Die MSR ging 2006 aus der gut organisierten Zivilgesellschaft hervor, jenem
Netzwerk aus unzähligen Bürgerinitiativen, Kirchen und Strukturen der
Selbstorganisation, das in Ermangelung eines funktionierenden Staates die
Gesellschaft auch in Zeiten von Wirren und Krieg am Laufen hält. Diesen
vielen Basisinitiativen verdankte Kabila damals seine Stimmen im Osten.
Heute hat der Präsident ihre Sympathie verloren.

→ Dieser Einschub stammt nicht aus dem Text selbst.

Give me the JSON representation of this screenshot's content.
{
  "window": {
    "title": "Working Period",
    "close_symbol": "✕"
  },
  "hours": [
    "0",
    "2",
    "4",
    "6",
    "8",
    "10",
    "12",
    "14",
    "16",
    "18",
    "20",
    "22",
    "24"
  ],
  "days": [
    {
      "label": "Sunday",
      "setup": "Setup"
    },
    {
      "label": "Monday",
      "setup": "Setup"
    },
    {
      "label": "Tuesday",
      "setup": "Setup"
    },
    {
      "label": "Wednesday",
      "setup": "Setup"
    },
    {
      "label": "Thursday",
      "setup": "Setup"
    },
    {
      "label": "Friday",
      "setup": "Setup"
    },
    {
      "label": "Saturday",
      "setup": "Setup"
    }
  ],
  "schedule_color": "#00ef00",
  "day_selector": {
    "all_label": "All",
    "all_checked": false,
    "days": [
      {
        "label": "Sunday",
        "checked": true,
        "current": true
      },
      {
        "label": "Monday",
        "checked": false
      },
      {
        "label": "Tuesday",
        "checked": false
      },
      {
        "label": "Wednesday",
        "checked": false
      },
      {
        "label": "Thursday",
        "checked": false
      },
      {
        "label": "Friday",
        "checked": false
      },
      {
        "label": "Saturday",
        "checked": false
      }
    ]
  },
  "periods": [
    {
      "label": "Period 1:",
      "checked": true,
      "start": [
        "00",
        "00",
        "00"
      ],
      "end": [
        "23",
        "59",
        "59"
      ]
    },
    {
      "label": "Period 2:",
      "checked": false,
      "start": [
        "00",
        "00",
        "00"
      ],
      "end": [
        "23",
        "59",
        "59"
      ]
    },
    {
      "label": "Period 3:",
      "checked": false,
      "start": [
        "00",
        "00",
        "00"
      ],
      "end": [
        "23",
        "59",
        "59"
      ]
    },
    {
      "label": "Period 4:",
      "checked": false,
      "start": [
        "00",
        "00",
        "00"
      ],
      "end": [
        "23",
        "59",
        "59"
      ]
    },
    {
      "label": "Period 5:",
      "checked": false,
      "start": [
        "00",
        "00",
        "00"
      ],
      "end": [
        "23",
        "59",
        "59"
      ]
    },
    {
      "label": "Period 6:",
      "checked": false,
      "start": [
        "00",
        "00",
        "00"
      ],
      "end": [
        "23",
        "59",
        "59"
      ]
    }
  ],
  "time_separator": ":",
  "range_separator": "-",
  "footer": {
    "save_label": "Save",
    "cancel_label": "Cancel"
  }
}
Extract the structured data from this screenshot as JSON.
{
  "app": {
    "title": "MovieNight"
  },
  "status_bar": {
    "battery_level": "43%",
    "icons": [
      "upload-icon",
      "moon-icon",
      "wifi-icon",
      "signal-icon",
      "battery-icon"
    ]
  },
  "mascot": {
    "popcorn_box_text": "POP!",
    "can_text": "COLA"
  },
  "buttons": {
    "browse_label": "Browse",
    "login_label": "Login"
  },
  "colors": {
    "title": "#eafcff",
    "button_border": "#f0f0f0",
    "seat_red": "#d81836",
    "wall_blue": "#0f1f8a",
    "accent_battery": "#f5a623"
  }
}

Jason Luneno, Präsident des zivilgesellschaftlichen Dachverbands von
Nordkivu, ist zum stärksten Rivalen Kabilas im Ostkongo übergelaufen: Vital
Kamerhe, bei den Wahlen 2006 noch Kabilas Wahlkampfleiter und bis zum Jahr
2009 Kongos Parlamentspräsident. Kamerhe trat 2009 aus Protest gegen
Ruandas letzte Militärintervention auf Seiten der kongolesischen Armee
gegen Milizen im Ostkongo zurück und hat jetzt eine eigene Partei
gegründet, die Kongolesische Nationalunion (UNC). Die UNC, so vermuten auch
Kabila-Anhänger, könnte einen Großteil der Kabila-Wählerschaft im Osten
abgreifen.
Luneno möchte Nordkivus Zivilgesellschaft komplett in die UNC und damit in
die Opposition führen. "Die UNC hat Antworten auf unsere Probleme", erklärt
der bullige, wortgewandte Aktivist. So wolle Kamerhe die Dienstzeit von
Berufssoldaten auf maximal zweimal sieben Jahre begrenzen, vorbehaltlich
einer Kompetenzprüfung. "Ich finde das gut", sagt Luneno. "Die Armee darf
kein Lebensziel sein." Aber am wichtigsten sei für ihn, dass Kamerhe selbst
aus Kivu kommt: "Die Leute hier sind traumatisiert und frustriert. Jemand
von hier muss Verantwortung übernehmen."
## Unzählige Kandidaten
"Jemand von hier" - das hört man immer wieder. 2006 war es vielen Wählern
wichtig, im fernen Kinshasa von möglichst einflussreichen Politpromis
vertreten zu werden. Heute wollen sie sich lieber selbst vertreten. Man
wählt keine Prominenz mehr, sondern Bekannte. Nach den Wahlen gefragt,
sprechen die meisten Leute spontan daher auch gar nicht als Erstes von der
Präsidentschaftswahl, sondern von der Parlamentswahl. Da geht es um die
lokalen Repräsentanten. Die Staatsspitze ist unerreichbar weit weg, das hat
sie bewiesen.
Allein in Goma treten 286 Kandidaten für die sechs Wahlkreissitze der
Provinzhauptstadt an, im ganzen Land sind es über 18.000 für 500 Mandate.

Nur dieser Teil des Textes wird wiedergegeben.